O governador da Bahia, Jerônimo Rodrigues (PT), voltou a destacar nesta quinta-feira (25) as ações do Estado na área da segurança pública e criticou adversários políticos que, segundo ele, buscam desgastar a imagem da Bahia. Durante entrevista a uma pool de rádios em Alagoinhas, o petista citou os investimentos feitos na área, cobrou reforço do governo federal e alfinetou o ex-prefeito de Salvador ACM Neto (União Brasil).

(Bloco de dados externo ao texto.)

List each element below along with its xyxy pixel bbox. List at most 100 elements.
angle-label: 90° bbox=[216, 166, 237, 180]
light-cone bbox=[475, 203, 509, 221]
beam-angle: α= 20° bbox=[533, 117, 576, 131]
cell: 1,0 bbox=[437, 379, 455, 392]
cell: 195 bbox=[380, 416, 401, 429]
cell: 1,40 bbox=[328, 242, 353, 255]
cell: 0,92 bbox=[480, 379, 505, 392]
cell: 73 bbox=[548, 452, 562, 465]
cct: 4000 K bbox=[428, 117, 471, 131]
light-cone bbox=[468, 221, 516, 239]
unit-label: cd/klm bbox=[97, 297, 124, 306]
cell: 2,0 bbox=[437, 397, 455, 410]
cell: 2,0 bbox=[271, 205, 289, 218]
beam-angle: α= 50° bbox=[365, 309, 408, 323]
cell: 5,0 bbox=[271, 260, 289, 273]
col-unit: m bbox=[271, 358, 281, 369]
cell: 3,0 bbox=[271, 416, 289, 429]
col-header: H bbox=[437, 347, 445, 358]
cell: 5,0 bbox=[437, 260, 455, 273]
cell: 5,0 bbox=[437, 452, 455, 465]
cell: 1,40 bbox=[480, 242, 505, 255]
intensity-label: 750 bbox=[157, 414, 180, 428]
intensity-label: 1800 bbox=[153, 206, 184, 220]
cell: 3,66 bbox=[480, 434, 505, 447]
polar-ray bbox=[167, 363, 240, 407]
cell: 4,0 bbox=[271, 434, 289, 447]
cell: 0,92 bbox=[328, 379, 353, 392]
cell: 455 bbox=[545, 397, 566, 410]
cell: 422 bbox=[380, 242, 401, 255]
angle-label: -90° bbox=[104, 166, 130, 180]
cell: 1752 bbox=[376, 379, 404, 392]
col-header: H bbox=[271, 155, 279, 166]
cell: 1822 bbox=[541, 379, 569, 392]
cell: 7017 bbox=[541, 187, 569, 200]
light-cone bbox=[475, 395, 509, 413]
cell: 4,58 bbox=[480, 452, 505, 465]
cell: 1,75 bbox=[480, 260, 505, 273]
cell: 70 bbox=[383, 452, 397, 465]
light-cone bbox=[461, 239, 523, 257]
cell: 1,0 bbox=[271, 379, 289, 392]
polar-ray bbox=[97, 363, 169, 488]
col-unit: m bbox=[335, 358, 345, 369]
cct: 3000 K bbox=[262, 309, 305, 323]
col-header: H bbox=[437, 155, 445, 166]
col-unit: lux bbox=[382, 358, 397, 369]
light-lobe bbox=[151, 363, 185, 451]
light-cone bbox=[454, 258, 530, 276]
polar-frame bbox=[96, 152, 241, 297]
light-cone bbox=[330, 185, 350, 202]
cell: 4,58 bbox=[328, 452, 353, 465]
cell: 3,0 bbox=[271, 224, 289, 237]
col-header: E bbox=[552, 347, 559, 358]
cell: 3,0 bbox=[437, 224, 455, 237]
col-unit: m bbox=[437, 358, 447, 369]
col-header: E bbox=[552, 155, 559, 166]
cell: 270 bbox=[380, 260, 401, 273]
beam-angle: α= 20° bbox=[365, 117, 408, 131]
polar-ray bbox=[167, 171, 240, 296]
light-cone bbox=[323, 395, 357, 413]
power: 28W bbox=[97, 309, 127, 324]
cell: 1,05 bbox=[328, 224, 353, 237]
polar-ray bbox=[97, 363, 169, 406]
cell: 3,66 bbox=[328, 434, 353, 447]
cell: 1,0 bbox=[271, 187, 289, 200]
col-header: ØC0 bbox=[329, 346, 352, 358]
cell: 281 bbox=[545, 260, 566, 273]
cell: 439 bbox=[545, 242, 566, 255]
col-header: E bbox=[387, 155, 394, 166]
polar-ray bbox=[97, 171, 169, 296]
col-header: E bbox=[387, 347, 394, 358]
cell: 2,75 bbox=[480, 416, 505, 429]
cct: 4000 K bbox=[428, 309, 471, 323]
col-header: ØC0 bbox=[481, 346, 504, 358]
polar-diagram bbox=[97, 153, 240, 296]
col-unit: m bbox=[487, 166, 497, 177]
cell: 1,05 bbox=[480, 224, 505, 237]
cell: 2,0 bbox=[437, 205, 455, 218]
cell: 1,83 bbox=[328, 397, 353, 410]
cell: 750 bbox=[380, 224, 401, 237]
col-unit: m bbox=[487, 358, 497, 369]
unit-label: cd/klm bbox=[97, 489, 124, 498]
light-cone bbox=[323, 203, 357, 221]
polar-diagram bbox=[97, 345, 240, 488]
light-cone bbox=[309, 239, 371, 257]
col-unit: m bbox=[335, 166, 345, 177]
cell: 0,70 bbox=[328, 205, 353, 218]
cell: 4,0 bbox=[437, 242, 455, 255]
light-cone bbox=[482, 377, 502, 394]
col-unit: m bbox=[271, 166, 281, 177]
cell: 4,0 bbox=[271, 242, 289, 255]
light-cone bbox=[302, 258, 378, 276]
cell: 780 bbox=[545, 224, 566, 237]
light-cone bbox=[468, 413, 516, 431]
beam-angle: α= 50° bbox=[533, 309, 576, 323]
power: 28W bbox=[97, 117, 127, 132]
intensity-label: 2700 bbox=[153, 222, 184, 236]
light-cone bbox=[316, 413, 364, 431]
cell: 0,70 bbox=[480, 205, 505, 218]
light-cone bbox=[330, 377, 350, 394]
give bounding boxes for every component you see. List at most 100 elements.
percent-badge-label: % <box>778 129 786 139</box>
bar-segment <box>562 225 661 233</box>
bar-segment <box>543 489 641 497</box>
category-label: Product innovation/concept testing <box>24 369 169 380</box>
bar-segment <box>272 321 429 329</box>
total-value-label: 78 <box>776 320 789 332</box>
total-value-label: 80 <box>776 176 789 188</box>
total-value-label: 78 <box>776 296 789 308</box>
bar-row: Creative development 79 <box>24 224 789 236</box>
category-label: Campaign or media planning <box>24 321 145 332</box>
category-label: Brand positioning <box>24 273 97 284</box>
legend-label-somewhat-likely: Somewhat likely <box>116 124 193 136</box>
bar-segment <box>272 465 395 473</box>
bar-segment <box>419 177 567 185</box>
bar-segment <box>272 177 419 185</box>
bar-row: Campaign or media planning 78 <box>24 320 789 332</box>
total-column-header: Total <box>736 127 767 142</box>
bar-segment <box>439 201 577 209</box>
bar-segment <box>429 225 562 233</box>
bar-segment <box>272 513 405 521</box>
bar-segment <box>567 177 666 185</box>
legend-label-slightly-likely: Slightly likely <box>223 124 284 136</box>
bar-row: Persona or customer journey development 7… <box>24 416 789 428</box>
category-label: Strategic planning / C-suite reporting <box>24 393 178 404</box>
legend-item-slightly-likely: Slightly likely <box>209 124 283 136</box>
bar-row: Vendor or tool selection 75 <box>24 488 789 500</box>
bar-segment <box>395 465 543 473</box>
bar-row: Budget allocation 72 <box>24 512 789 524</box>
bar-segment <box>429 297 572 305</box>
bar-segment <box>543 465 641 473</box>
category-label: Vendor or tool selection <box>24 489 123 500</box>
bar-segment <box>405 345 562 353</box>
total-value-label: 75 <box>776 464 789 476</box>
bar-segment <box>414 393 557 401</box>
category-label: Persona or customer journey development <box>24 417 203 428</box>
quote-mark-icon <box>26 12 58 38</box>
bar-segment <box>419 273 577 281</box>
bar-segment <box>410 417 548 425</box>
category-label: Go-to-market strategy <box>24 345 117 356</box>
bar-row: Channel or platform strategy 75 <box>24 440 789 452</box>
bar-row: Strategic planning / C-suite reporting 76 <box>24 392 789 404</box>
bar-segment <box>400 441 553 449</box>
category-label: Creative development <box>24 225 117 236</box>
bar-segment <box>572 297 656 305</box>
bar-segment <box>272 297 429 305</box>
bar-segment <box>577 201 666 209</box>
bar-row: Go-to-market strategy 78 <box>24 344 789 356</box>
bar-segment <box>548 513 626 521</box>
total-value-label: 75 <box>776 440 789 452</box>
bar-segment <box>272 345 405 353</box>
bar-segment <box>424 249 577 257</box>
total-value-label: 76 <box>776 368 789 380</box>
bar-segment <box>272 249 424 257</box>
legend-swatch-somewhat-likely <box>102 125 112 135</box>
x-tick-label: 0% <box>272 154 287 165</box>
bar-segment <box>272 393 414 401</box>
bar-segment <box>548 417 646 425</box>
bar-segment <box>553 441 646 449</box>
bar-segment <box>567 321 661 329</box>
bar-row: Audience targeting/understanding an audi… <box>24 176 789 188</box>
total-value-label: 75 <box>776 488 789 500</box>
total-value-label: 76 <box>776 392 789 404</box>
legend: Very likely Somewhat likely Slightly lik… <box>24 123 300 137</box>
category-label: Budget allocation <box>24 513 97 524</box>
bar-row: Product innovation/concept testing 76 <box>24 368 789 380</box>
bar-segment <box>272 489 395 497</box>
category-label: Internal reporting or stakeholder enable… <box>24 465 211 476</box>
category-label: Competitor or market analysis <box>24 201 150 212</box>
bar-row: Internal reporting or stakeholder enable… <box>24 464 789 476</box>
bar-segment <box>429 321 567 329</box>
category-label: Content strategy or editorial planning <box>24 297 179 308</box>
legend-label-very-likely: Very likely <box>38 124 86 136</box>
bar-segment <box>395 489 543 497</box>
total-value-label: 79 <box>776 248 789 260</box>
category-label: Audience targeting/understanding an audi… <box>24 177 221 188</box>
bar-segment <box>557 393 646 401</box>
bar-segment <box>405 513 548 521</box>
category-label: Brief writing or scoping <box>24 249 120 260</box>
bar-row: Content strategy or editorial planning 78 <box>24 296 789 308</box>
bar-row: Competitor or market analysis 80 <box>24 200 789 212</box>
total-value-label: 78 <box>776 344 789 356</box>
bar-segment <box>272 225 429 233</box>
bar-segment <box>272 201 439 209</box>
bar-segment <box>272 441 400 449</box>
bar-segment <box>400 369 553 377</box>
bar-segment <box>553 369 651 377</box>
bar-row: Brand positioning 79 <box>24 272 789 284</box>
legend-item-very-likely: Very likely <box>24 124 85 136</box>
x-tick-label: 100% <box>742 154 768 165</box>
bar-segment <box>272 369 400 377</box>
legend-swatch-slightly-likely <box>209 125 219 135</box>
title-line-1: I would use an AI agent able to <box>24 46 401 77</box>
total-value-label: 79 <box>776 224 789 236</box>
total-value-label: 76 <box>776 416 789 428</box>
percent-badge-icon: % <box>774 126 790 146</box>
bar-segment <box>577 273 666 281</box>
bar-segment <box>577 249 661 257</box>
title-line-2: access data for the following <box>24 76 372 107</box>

“O que é que eu posso reagir concretamente no tema da segurança pública? É com investimentos. Investimentos certeiros. Então, nós estamos com um potencial de investimento muito grande. Podemos começar da parte de infraestrutura. Nós estamos ultrapassando a casa de mais de 200 unidades entregues, dentre delegacias, pelotões, DPT, melhorando as condições de trabalhadores dessa área. Estamos falando de compra de armas potentes, de viaturas, de câmeras no fardamento e da chegada de novos policiais”, disse Jerônimo.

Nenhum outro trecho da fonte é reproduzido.